Seminar Title: Fast-Track Materials Discovery Beyond Equilibrium for Energy and Sustainability
Location: Egan Center 306
Abstract: The development of stable multicomponent materials remains a central challenge in inorganic chemistry and chemical engineering. In systems containing multiple elements, positive mixing enthalpy, size and valence mismatch, and structural incompatibility tend to drive phase separation, especially under equilibrium conditions. Traditional doping strategies for tuning electronic structure and defect chemistry have had some success but are fundamentally constrained by narrow solid-solution windows. To address these limitations, we developed a non-equilibrium flame synthesis technique capable of producing multicomponent solid solutions across alloys, ceramics, and metal-organic frameworks. This method enables rapid evaporation, nucleation, and growth within milliseconds, establishing a well-defined thermodynamic and kinetic pathway for kinetically trapping metastable phases. When combined with entropy-driven stabilization, this approach yields two types of material outcomes, depending on the configurational entropy of the system: high-entropy systems with five or more elements tend to form stable single-phase solid solutions, while systems with two to four components undergo controlled in situ exsolution in response to mild enthalpic stimuli. This unified strategy is broadly applicable to thermocatalysis, electrocatalysis, and critical mineral recovery, and offers a robust framework for materials design beyond the limits of equilibrium-based methods.
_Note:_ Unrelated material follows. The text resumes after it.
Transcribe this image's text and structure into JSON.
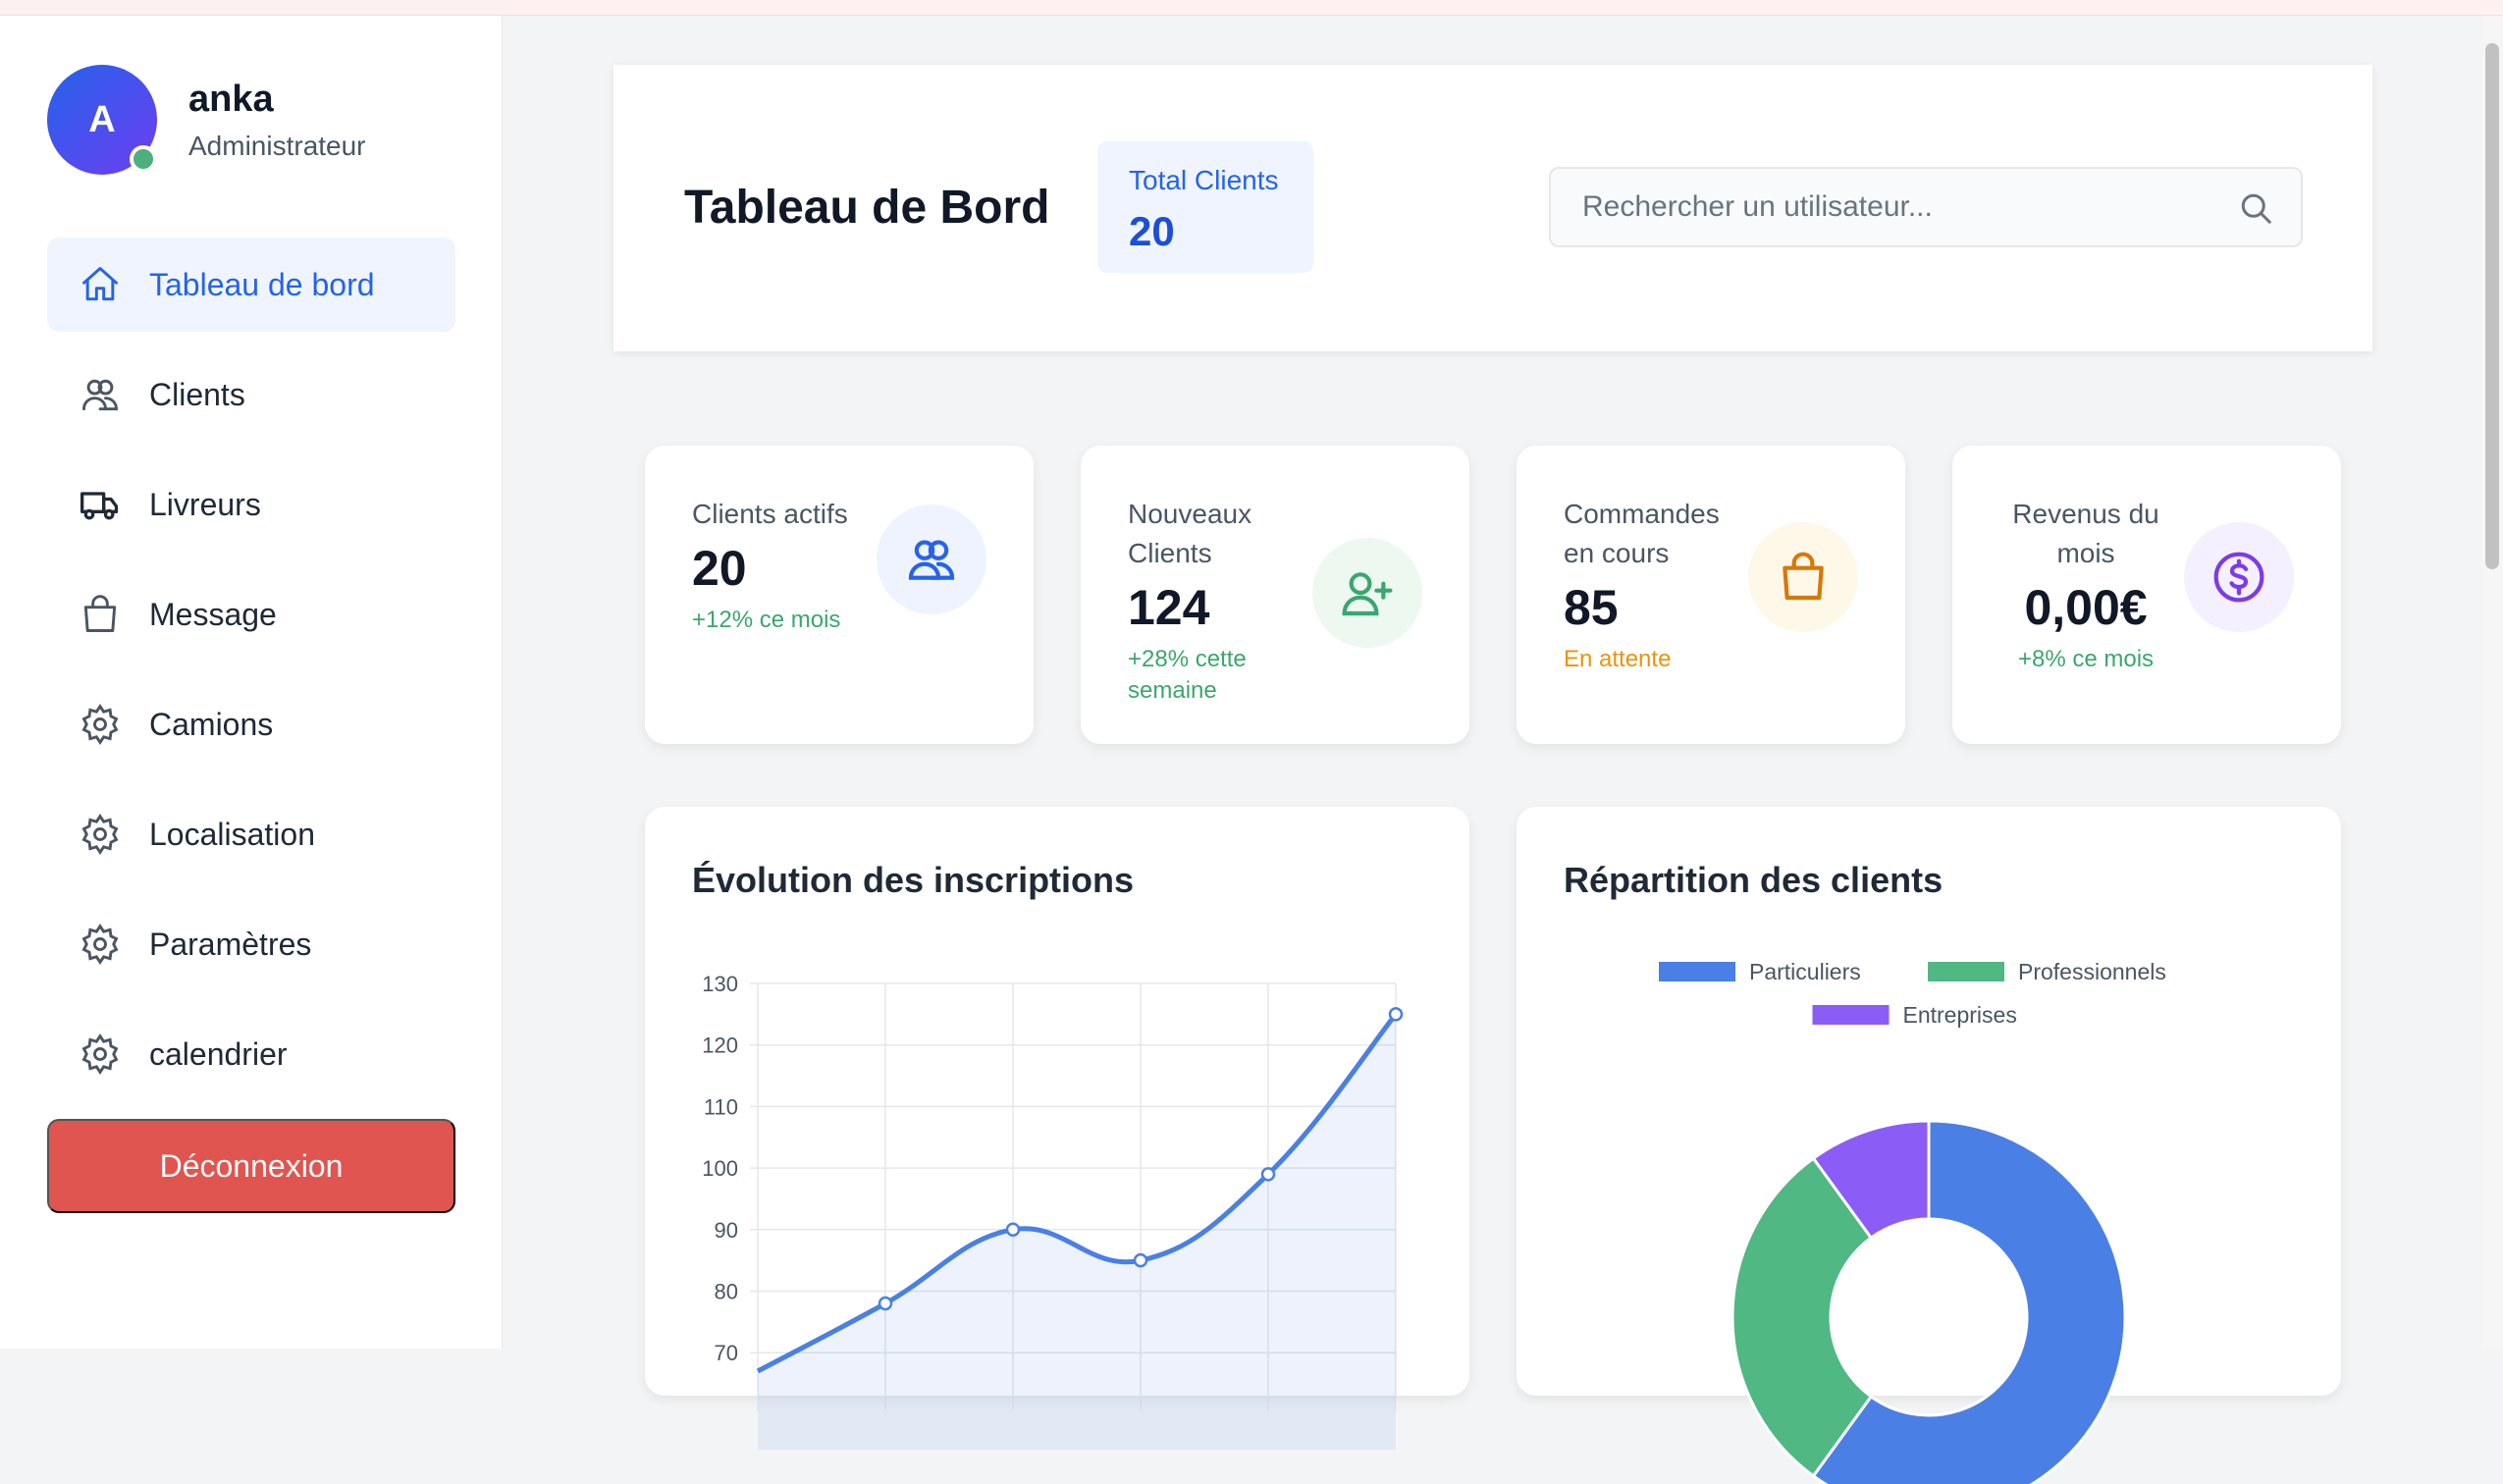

Dr. Chaochao Dun joined Lawrence Berkeley National Laboratory in June 2019 and currently serves as a project staff scientist at the Molecular Foundry. He earned his Ph.D. from the Center for Nanotechnology and Molecular Materials in the Physics Department at Wake Forest University in 2017. At Berkeley Lab, Chaochao is leading three main research thrusts: (I) synthesizing multicomponent materials via non-equilibrium flame-aerosol method for energy conversion and storage; (II) designing sorbents and redox-active clusters for recovering critical minerals; and (III) mechanism-oriented studies that link defect chemistry and kinetics/thermodynamics to performance, supported by multi-scale characterization.